Today I took the usual route to work, my car laboring through lines of traffic. With my audiobook blasting through my speakers, I listened to an intricate story being narrated. I imagined the scenes and characters: a woman with dusty hair and high cheekbones, the city of Rome with its ancient statues and structures, fountains gurgling and ivy crawling — everything in motion. That was my escape.

Sometimes I zone out to a song, the rhythm prodding my feet to move, fingers to tap on the wheel as I drive. But typically, I prefer a story. Because a good author has the ability to mesmerize, to mix words as a chef stirs a sauce, folding in each ingredient with precision. And the aroma entices.

So there I was, sampling a story in my car on my commute to work, tasting the sweet rhythm of artfully arranged words. And then I saw it: a familiar license plate. It was the same plate I recalled seeing in front of me yesterday, and possibly the day before. How many days had I traversed the road with that car, the one with the word “Juls” stamped on the rear plate? Suddenly, I wondered if the cars to my left and to my right were also familiar. How often had we shared the road– strangers engrossed in our individual worlds, our thoughts swirling down lists of tasks to be done?

We devour our days before they begin, swallowing each second in a single gluttonous gulp.
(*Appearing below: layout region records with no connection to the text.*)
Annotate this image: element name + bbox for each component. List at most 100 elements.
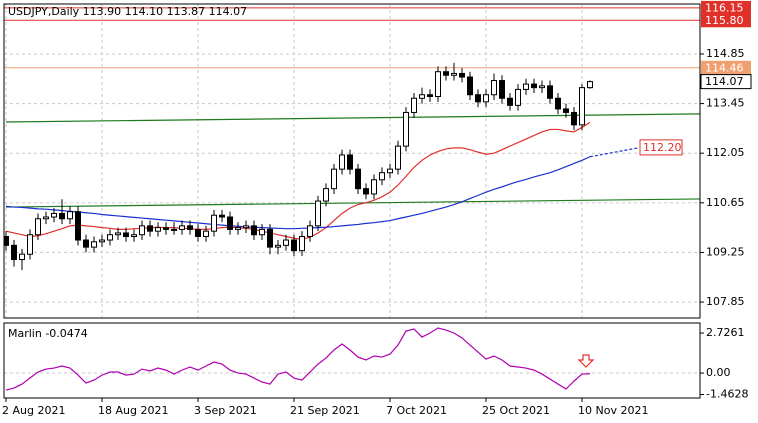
candle-body: [347, 154, 353, 170]
candle-body: [91, 241, 97, 248]
candle-body: [483, 94, 489, 103]
forecast-label-box: [639, 139, 683, 156]
candle-body: [307, 225, 313, 237]
candle-body: [67, 211, 73, 220]
candle-body: [579, 87, 585, 126]
candle-body: [147, 225, 153, 232]
candle-body: [571, 111, 577, 126]
x-tick-label: 18 Aug 2021: [98, 404, 168, 417]
candle-body: [75, 211, 81, 241]
candle-body: [419, 94, 425, 99]
indicator-tick-label: 2.7261: [706, 326, 745, 339]
candle-body: [211, 214, 217, 232]
indicator-line: [5, 327, 591, 391]
candle-body: [355, 168, 361, 190]
x-tick-label: 21 Sep 2021: [290, 404, 360, 417]
last-price-label: 114.07: [705, 75, 744, 88]
candle-body: [275, 244, 281, 248]
candle-body: [299, 235, 305, 252]
candle-body: [59, 212, 65, 220]
indicator-frame: [3, 322, 701, 399]
candle-body: [443, 71, 449, 76]
trendline: [5, 198, 700, 208]
y-tick-label: 110.65: [706, 196, 745, 209]
candle-body: [283, 239, 289, 246]
candle-body: [163, 227, 169, 230]
indicator-tick-label: 0.00: [706, 366, 731, 379]
candle-body: [339, 154, 345, 170]
candle-body: [187, 225, 193, 230]
candle-body: [243, 225, 249, 229]
x-tick-label: 25 Oct 2021: [482, 404, 550, 417]
candle-body: [235, 227, 241, 230]
level-label-box: [701, 60, 751, 75]
candle-body: [427, 94, 433, 97]
candle-body: [35, 218, 41, 236]
candle-body: [555, 97, 561, 110]
indicator-panel: [4, 327, 700, 391]
trendline: [5, 113, 700, 123]
candle-body: [507, 97, 513, 106]
candle-body: [139, 225, 145, 236]
candle-body: [155, 227, 161, 232]
moving-average: [5, 156, 591, 230]
candle-body: [531, 83, 537, 89]
x-tick-label: 7 Oct 2021: [386, 404, 447, 417]
candle-body: [411, 97, 417, 113]
candle-body: [475, 94, 481, 103]
candle-body: [563, 108, 569, 113]
candle-body: [499, 80, 505, 99]
candle-body: [43, 216, 49, 220]
candle-body: [51, 212, 57, 218]
candle-body: [363, 188, 369, 195]
candle-body: [291, 239, 297, 252]
candle-body: [371, 179, 377, 195]
x-tick-label: 10 Nov 2021: [578, 404, 648, 417]
y-tick-label: 112.05: [706, 146, 745, 159]
candle-body: [379, 172, 385, 181]
candle-body: [539, 85, 545, 89]
candle-body: [587, 81, 593, 89]
candle-body: [467, 76, 473, 96]
candle-body: [323, 188, 329, 202]
candle-body: [331, 168, 337, 190]
candle-body: [227, 216, 233, 230]
y-tick-label: 109.25: [706, 245, 745, 258]
forecast-label: 112.20: [643, 141, 682, 154]
candle-body: [83, 239, 89, 248]
candle-body: [203, 230, 209, 237]
candle-body: [4, 235, 9, 246]
level-label: 116.15: [705, 1, 744, 14]
candle-body: [179, 225, 185, 230]
candle-body: [491, 80, 497, 96]
candle-body: [123, 232, 129, 237]
moving-average: [5, 121, 591, 240]
y-tick-label: 107.85: [706, 295, 745, 308]
level-label-box: [701, 0, 751, 15]
candle-body: [395, 145, 401, 170]
y-tick-label: 114.85: [706, 47, 745, 60]
candle-body: [11, 244, 17, 261]
candle-body: [259, 228, 265, 236]
candle-body: [435, 71, 441, 97]
candle-body: [251, 225, 257, 236]
y-tick-label: 113.45: [706, 97, 745, 110]
candle-body: [107, 234, 113, 241]
last-price-box: [700, 74, 752, 90]
x-tick-label: 2 Aug 2021: [2, 404, 65, 417]
indicator-tick-label: -1.4628: [706, 388, 748, 401]
level-label: 114.46: [705, 61, 744, 74]
candle-body: [267, 228, 273, 248]
x-tick-label: 3 Sep 2021: [194, 404, 257, 417]
candle-body: [219, 214, 225, 218]
candle-body: [459, 72, 465, 78]
candle-body: [403, 111, 409, 147]
main-panel: [4, 4, 700, 318]
chart-title: USDJPY,Daily 113.90 114.10 113.87 114.07: [8, 5, 247, 18]
level-label-box: [701, 13, 751, 28]
signal-arrow: [577, 354, 595, 368]
main-frame: [3, 3, 701, 319]
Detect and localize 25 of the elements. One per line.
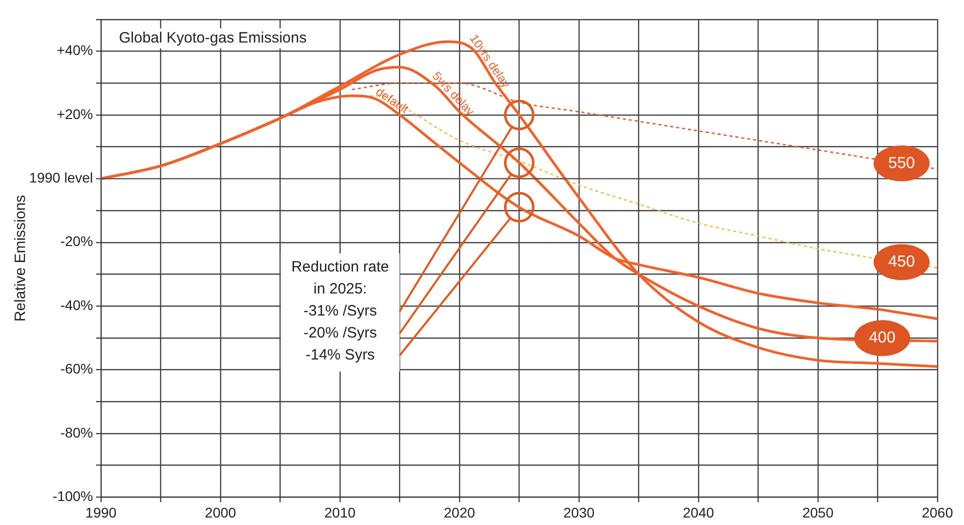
x-tick-label: 1990 bbox=[85, 504, 117, 520]
y-tick-label: -20% bbox=[60, 233, 93, 250]
x-tick-label: 2020 bbox=[444, 504, 476, 520]
text: Global Kyoto-gas Emissions bbox=[119, 30, 307, 47]
annotation: Reduction rate in 2025: bbox=[291, 258, 389, 298]
ref-line-label: 1990 level bbox=[29, 170, 93, 186]
annotation: 400 bbox=[868, 330, 896, 347]
annotation: -31% /Syrs bbox=[304, 302, 377, 320]
y-tick-label: -40% bbox=[60, 296, 93, 313]
x-tick-label: 2040 bbox=[682, 504, 714, 520]
y-tick-label: +40% bbox=[56, 42, 93, 58]
x-tick-label: 2060 bbox=[922, 504, 954, 520]
y-axis-title: Relative Emissions bbox=[12, 194, 30, 322]
y-tick-label: +20% bbox=[56, 106, 93, 122]
y-tick-label: -60% bbox=[60, 360, 93, 377]
x-tick-label: 2010 bbox=[324, 504, 356, 520]
y-tick-label: -100% bbox=[52, 488, 93, 504]
x-tick-label: 2000 bbox=[204, 504, 236, 520]
y-tick-label: -80% bbox=[60, 424, 93, 440]
x-tick-label: 2050 bbox=[802, 504, 834, 520]
annotation: -20% /Syrs bbox=[304, 324, 377, 342]
x-tick-label: 2030 bbox=[563, 504, 595, 520]
series-label: 550 bbox=[888, 154, 916, 172]
annotation: -14% Syrs bbox=[306, 346, 375, 364]
series-label: 450 bbox=[888, 254, 916, 271]
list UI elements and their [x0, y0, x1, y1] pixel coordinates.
Never tasting. Never savoring.

It is human to wander into rooms we’ve not yet entered physically, mentally clicking on computer programs and watching an avalanche of email messages drop. We imagine conversations, feel the flame of vexing words bringing heat into our veins. I’m good at that — becoming angry about words that never were spoken. 
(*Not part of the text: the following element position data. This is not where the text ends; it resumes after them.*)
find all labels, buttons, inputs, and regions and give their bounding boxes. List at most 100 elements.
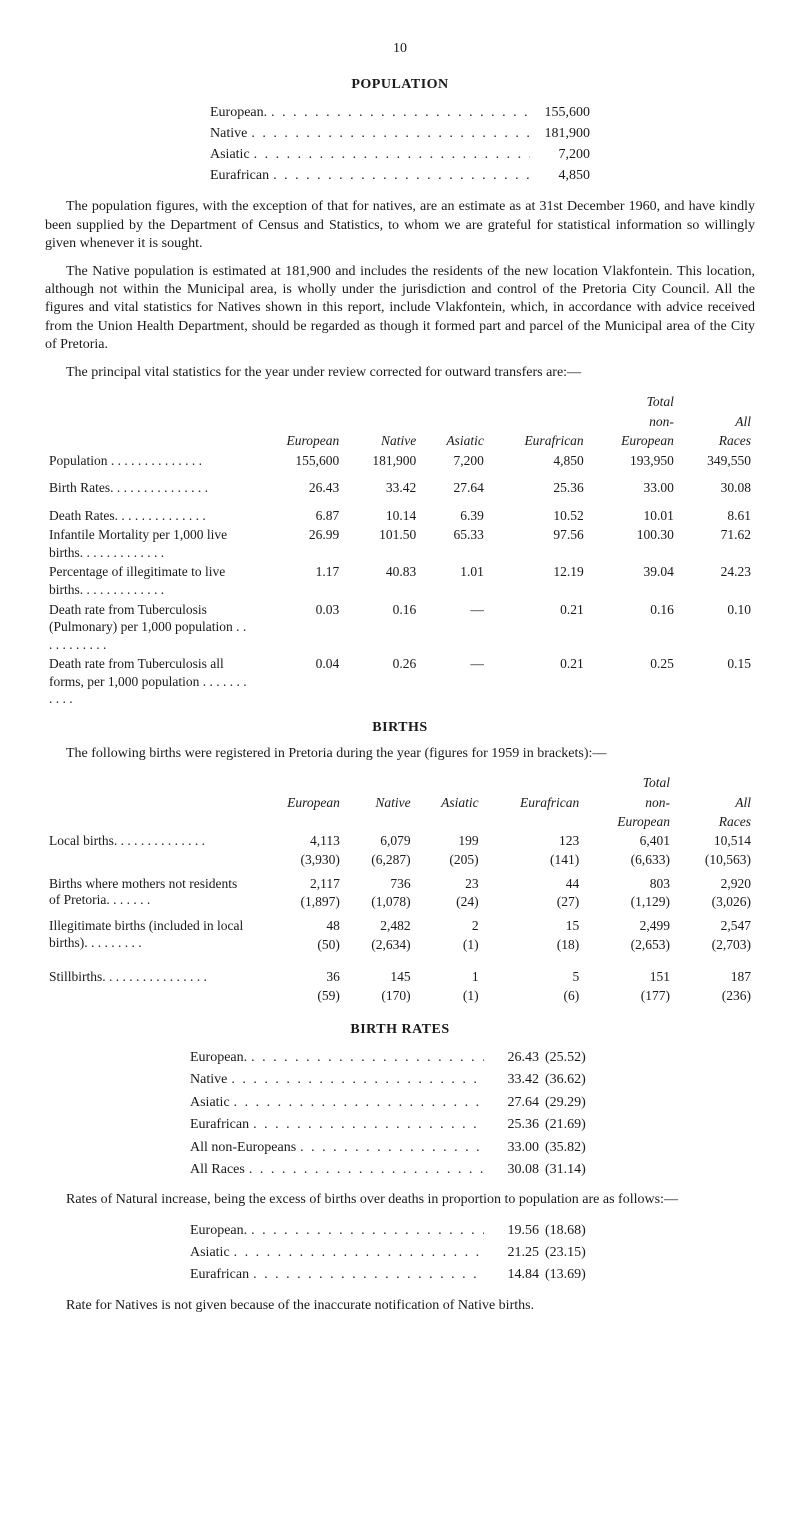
cell: 2,547 [674,917,755,936]
cell: (27) [483,893,584,912]
cell: (2,634) [344,936,415,955]
col-head: European [253,431,343,451]
cell: 5 [483,968,584,987]
cell: 0.04 [253,654,343,709]
rate-value-prev: (29.29) [539,1092,610,1114]
cell: 10,514 [674,832,755,851]
population-heading: POPULATION [45,76,755,94]
rate-label: All Races [190,1159,245,1181]
cell: 2,117 [253,875,344,894]
dots: . . . . . . . . . . . . . . . . . . . . … [269,165,530,186]
cell: 0.16 [343,600,420,655]
col-head: Eurafrican [483,793,584,813]
cell: 2,482 [344,917,415,936]
cell: 0.26 [343,654,420,709]
cell: 803 [583,875,674,894]
natural-increase-list: European.. . . . . . . . . . . . . . . .… [190,1220,610,1287]
rate-value-prev: (25.52) [539,1047,610,1069]
rate-value-prev: (21.69) [539,1114,610,1136]
dots: . . . . . . . . . . . . . . . . . . . . … [230,1242,484,1264]
cell: 6.39 [420,506,488,526]
rate-value: 21.25 [484,1242,539,1264]
rate-value-prev: (35.82) [539,1137,610,1159]
paragraph-2: The Native population is estimated at 18… [45,263,755,354]
cell: 71.62 [678,525,755,562]
col-head: Eurafrican [488,431,588,451]
table-row: Birth Rates. . . . . . . . . . . . . . .… [45,478,755,498]
cell: 1.01 [420,562,488,599]
cell: 97.56 [488,525,588,562]
col-head: Total [583,773,674,793]
rate-label: European. [190,1220,247,1242]
cell: 0.03 [253,600,343,655]
cell: (1) [415,987,483,1006]
col-head: Races [674,812,755,832]
dots: . . . . . . . . . . . . . . . . . . . . … [247,1047,484,1069]
cell: 36 [253,968,344,987]
cell: 26.99 [253,525,343,562]
rate-value: 19.56 [484,1220,539,1242]
rate-value: 30.08 [484,1159,539,1181]
dots: . . . . . . . . . . . . . . . . . . . . … [230,1092,484,1114]
table-row: Death rate from Tuberculosis (Pulmonary)… [45,600,755,655]
vital-stats-table: Total non- All European Native Asiatic E… [45,392,755,709]
rate-row: All Races. . . . . . . . . . . . . . . .… [190,1159,610,1181]
cell: (2,653) [583,936,674,955]
cell: — [420,600,488,655]
dots: . . . . . . . . . . . . . . . . . . . . … [245,1159,484,1181]
dots: . . . . . . . . . . . . . . . . . . . . … [247,1220,484,1242]
cell: (24) [415,893,483,912]
cell: (1,129) [583,893,674,912]
cell: (18) [483,936,584,955]
cell: 151 [583,968,674,987]
col-head: Asiatic [420,431,488,451]
cell: 736 [344,875,415,894]
pop-label: Eurafrican [210,165,269,186]
births-table: Total European Native Asiatic Eurafrican… [45,773,755,1011]
rate-label: Native [190,1069,227,1091]
row-label: Births where mothers not residents of Pr… [45,875,253,913]
col-head: Races [678,431,755,451]
cell: (170) [344,987,415,1006]
row-label: Death rate from Tuberculosis all forms, … [45,654,253,709]
pop-label: Native [210,123,247,144]
cell: 44 [483,875,584,894]
cell: 199 [415,832,483,851]
rate-value: 27.64 [484,1092,539,1114]
cell: 0.21 [488,600,588,655]
cell: 349,550 [678,451,755,471]
rate-value-prev: (13.69) [539,1264,610,1286]
cell: (10,563) [674,851,755,870]
rate-value: 25.36 [484,1114,539,1136]
col-head: European [583,812,674,832]
col-head: Native [343,431,420,451]
cell: 8.61 [678,506,755,526]
rate-value-prev: (23.15) [539,1242,610,1264]
cell: (1,078) [344,893,415,912]
cell: (2,703) [674,936,755,955]
pop-row: Native . . . . . . . . . . . . . . . . .… [210,123,590,144]
table-row: Death rate from Tuberculosis all forms, … [45,654,755,709]
birth-rates-heading: BIRTH RATES [45,1021,755,1039]
rate-label: Eurafrican [190,1114,249,1136]
dots: . . . . . . . . . . . . . . . . . . . . … [296,1137,484,1159]
dots: . . . . . . . . . . . . . . . . . . . . … [249,1114,484,1136]
rate-value: 33.00 [484,1137,539,1159]
final-note: Rate for Natives is not given because of… [45,1297,755,1315]
table-row: Population . . . . . . . . . . . . . .15… [45,451,755,471]
natural-increase-intro: Rates of Natural increase, being the exc… [45,1191,755,1209]
cell: 0.16 [588,600,678,655]
cell: 187 [674,968,755,987]
pop-value: 155,600 [530,102,590,123]
cell: 40.83 [343,562,420,599]
cell: (6,633) [583,851,674,870]
cell: 33.42 [343,478,420,498]
cell: 48 [253,917,344,936]
rate-value-prev: (31.14) [539,1159,610,1181]
rate-row: Asiatic. . . . . . . . . . . . . . . . .… [190,1242,610,1264]
cell: 0.10 [678,600,755,655]
row-label: Local births. . . . . . . . . . . . . . [45,832,253,870]
table-row: Local births. . . . . . . . . . . . . .4… [45,832,755,851]
pop-label: European. [210,102,267,123]
table-row: Stillbirths. . . . . . . . . . . . . . .… [45,968,755,987]
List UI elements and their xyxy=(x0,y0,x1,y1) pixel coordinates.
We live outside of our bodies, always swimming, climbing, reaching for the future. And as we chase the tail of tomorrow, we miss the magic of this moment. We fail to see who drives beside us as the sun sprays gold in the spaces between each cloud and tree.

Sometimes there is beauty in the wandering of our thoughts. To daydream is to dance beyond gravity in a weightless world. And I am a daydreamer, an other-world inhabitant. I always have been. I suppose it is human to escape, or to yearn to be elsewhere at any given time. But in doing so, I rob my senses of the “now” experience. 

And I wonder as I wade through traffic… have we met?